Stuart Haszledine, an expert in CCS at Edinburgh University, has previously criticised the lack of CCS research effort in the UK - he said just over £6m had been spent on CCS research in the UK in the past decade, compared with $2bn in Canada, and annual spends of around £40m in Norway and several hundreds of millions of dollars in Australia.
But Wednesday's budget allocated £90m for CCS research and yesterday ways were proposed of paying the billions it will cost to build four demonstrations. Haszledine said: "We know where good clusters of power plants will be, and we know where large storage sites are located. If these 'capture corridors' are built, UK CCS will be in a dominant position within the European Union."
Sue Ion, a fellow of the Royal Academy of Engineering, said: "It's still early enough for the UK to gain a real foothold in carbon capture and storage technology but only if we get on with it. We learn and become leaders by doing – not by watching others do it from afar."
To date, no CCS trial has in the UK has left the drawing board. In contrast, several overseas projects have already demonstrated the capture of CO2 and others have been burying the gas for many years.
Last year, the Schwarze Pumpe power plant in north Germany became the world's first demonstration of full-chain CCS - incorporating all the steps from capture to transportation to burial. Its operators Vattenfall built a 12MW fossil-fuel-fired boiler from scratch and will bury 100,000 tonnes of CO2 a year 3,000m below the surface of the depleted Altmark gas field.
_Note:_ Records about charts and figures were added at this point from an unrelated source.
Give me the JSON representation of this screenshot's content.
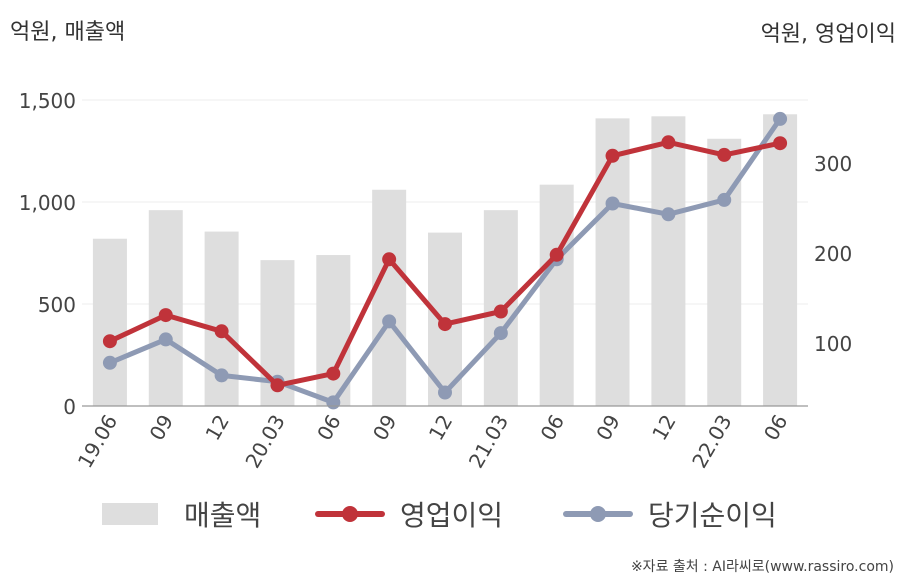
{
  "chart_data": {
    "type": "bar+line",
    "categories": [
      "19.06",
      "09",
      "12",
      "20.03",
      "06",
      "09",
      "12",
      "21.03",
      "06",
      "09",
      "12",
      "22.03",
      "06"
    ],
    "left_axis_label": "억원, 매출액",
    "right_axis_label": "억원, 영업이익",
    "left_ylim": [
      0,
      1500
    ],
    "right_ylim": [
      30,
      370
    ],
    "left_ticks": [
      "0",
      "500",
      "1,000",
      "1,500"
    ],
    "left_tick_values": [
      0,
      500,
      1000,
      1500
    ],
    "right_ticks": [
      "100",
      "200",
      "300"
    ],
    "right_tick_values": [
      100,
      200,
      300
    ],
    "grid": true,
    "legend_position": "bottom",
    "series": [
      {
        "name": "매출액",
        "kind": "bar",
        "axis": "left",
        "color": "#dedede",
        "values": [
          820,
          960,
          855,
          715,
          740,
          1060,
          850,
          960,
          1085,
          1410,
          1420,
          1310,
          1430
        ]
      },
      {
        "name": "영업이익",
        "kind": "line",
        "axis": "right",
        "color": "#c0333a",
        "values": [
          102,
          131,
          113,
          53,
          66,
          193,
          121,
          135,
          198,
          308,
          323,
          309,
          322
        ]
      },
      {
        "name": "당기순이익",
        "kind": "line",
        "axis": "right",
        "color": "#8e9ab4",
        "values": [
          78,
          104,
          64,
          57,
          34,
          124,
          45,
          111,
          193,
          255,
          243,
          259,
          349
        ]
      }
    ]
  },
  "source": "※자료 출처 : AI라씨로(www.rassiro.com)"
}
In June, French energy giant Total's gas-fired power plant at Lacq will start operating the world's first retrofit of a power plant - engineers there have fitted one of the 30MW gas-fired boilers with equipment to trap CO2 and bury it in the nearby Rousse gas field. While still unbuilt, the UK's proposed demonstration will be much larger, at 400MW.
There are at least 20 other projects in construction or planning phases in the United States, China, Norway, Germany, France and Australia.
These include the Mountaineer power plant in West Virginia, which aims to trap 1.5m tonnes of CO2 per year by 2012. AEP is also constructing plants in North Dakota and Oklahoma.
In Australia, the ZeroGen project will start in 2012, using pre-combustion technology on a 120MW power plant while the main Chinese CCS plan includes GreenGen, a pre-combustion power plant up to 650MW that could begin working in 2018.
British companies are also building the technology abroad - in Australia, BP is working with Rio Tinto to build a 500MW hydrogen-fueled power plant that would capture and store CO2 under the sea bed after 2014
The European Union has plans for 12 demonstration plants to be in operation within the next decade and has reserved 300m carbon credits from the next stage of the European emissions trading scheme (ETS) to help fund the technology.